SELECT is of great importance to society because so many men already take selenium and/or vitamin E for their health. Much indirect evidence exists from previous research that points to the prostate cancer prevention properties of selenium and vitamin E. SELECT will finally enable us to definitively determine whether or not there is merit to these earlier findings. SELECT is slated to end in the year 2011, at which time all study participants will have been taking the study supplements for between 7 and 10 years, depending on the year they enrolled. At the end of the study, all participants will be informed of the study arm they were in.

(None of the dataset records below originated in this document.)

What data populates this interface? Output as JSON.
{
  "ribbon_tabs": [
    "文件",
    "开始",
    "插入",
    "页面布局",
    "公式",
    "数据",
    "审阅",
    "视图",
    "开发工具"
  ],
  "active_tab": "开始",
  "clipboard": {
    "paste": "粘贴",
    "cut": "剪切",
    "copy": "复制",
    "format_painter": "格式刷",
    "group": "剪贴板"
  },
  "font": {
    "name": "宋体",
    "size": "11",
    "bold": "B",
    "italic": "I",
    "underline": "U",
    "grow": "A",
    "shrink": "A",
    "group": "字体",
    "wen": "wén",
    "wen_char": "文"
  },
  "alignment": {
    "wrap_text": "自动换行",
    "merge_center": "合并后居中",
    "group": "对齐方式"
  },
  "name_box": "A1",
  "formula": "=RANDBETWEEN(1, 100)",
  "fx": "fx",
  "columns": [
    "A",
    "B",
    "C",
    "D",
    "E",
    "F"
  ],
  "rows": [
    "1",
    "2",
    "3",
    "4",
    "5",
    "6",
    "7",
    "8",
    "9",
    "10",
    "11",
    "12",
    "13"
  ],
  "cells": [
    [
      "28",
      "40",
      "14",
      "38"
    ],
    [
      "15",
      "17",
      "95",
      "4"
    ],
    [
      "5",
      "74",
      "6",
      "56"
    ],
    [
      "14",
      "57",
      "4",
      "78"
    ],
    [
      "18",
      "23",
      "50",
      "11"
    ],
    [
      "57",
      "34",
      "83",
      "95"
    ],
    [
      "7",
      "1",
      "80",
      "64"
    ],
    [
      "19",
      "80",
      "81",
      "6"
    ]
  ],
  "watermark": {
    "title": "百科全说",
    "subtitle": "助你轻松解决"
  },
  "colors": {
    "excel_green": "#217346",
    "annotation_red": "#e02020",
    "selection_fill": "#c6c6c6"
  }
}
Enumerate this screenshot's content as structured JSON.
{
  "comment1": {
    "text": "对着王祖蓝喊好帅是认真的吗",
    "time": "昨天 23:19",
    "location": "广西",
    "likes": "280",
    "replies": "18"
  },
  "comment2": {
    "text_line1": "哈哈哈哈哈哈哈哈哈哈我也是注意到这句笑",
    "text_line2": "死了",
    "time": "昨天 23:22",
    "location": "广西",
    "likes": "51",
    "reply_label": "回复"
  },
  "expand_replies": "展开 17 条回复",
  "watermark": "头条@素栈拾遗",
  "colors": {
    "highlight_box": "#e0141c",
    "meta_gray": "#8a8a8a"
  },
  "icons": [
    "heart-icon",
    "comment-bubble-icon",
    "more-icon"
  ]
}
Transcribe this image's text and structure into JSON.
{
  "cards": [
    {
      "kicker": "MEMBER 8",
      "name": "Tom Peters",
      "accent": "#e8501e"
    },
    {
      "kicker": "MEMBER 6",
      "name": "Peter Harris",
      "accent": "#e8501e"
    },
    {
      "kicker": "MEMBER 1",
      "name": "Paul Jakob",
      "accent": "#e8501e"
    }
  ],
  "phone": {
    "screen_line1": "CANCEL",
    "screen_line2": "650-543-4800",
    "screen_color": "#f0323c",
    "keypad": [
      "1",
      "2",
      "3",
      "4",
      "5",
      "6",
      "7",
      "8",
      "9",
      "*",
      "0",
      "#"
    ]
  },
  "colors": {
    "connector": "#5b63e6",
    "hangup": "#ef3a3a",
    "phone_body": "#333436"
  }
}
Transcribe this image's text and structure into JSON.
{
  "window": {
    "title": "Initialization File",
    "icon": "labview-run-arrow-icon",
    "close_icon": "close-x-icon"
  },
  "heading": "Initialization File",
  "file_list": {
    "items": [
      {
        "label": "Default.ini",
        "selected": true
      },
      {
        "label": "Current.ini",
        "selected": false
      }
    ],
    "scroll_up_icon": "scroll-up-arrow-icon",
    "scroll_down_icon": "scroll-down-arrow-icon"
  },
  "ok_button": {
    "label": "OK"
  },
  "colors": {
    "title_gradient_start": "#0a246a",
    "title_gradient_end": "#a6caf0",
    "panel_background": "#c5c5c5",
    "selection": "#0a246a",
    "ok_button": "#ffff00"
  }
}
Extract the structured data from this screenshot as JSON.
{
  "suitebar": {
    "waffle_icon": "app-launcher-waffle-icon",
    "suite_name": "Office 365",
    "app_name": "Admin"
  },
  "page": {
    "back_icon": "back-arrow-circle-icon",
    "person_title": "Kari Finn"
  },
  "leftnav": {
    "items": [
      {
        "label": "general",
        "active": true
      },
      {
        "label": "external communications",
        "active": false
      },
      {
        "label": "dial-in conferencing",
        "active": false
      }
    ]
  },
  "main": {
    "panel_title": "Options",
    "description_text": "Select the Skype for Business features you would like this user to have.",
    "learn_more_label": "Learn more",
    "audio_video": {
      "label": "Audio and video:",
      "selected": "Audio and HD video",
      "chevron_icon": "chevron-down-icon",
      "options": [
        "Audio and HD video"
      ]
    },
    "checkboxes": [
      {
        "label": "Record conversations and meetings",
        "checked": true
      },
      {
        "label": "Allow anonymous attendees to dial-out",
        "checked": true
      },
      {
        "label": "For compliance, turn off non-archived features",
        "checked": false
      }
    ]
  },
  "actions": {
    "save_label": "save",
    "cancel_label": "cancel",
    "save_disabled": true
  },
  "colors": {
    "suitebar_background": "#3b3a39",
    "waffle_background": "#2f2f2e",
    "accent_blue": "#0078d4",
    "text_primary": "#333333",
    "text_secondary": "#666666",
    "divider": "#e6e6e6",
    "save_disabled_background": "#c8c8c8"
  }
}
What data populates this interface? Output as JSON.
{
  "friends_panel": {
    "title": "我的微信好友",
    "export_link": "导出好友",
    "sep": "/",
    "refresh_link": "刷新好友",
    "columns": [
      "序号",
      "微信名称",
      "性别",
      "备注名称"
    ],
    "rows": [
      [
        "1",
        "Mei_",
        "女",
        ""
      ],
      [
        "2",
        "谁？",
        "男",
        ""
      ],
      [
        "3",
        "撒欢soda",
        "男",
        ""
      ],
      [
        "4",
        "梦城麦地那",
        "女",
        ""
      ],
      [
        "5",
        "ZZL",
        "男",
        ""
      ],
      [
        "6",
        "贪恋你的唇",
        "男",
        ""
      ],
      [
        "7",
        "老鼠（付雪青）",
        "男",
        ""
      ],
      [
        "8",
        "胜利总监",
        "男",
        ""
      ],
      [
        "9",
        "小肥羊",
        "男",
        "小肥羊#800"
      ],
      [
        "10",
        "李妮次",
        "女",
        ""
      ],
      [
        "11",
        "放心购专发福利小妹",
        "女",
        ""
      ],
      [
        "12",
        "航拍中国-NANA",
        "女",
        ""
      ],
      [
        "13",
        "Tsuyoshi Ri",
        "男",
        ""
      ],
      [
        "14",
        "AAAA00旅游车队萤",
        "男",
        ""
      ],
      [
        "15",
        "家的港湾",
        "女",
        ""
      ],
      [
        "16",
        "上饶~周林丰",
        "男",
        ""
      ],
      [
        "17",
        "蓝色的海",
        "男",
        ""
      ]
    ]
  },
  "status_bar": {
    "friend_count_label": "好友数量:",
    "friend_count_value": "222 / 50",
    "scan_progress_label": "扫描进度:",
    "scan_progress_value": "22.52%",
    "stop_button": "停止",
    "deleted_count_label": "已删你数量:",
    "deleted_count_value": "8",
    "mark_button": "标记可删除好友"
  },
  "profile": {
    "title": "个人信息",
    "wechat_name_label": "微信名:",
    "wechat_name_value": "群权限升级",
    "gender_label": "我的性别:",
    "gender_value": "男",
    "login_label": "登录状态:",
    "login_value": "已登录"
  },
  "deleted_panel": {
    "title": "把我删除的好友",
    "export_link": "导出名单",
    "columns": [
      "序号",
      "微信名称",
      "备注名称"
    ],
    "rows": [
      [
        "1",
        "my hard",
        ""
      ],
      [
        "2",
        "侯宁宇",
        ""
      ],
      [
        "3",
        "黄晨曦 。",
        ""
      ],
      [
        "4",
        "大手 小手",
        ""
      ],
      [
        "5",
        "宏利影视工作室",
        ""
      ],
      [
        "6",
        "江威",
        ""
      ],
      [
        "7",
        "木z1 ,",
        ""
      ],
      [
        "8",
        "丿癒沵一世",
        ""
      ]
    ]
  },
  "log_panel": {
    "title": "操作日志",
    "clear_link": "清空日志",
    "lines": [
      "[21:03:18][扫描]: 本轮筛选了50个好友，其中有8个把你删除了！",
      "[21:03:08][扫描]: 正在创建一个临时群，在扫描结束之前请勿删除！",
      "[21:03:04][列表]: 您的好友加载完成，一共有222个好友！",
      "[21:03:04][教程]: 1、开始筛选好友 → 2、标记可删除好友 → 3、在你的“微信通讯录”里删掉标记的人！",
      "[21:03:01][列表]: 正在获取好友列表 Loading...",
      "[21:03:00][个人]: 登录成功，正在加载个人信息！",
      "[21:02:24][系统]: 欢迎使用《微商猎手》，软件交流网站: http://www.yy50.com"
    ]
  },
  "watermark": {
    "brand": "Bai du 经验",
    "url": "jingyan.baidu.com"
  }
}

It is of utmost importance that patients and health care providers alike become more proactive in using the strategy of prevention, rather than treatment, to fight prostate cancer. Although current prostate cancer treatments are very advanced and usually successful, patients many times suffer debilitating complications as a result of therapy. Accordingly, prevention efforts need to become the modus operandi for all men and medical professionals everywhere.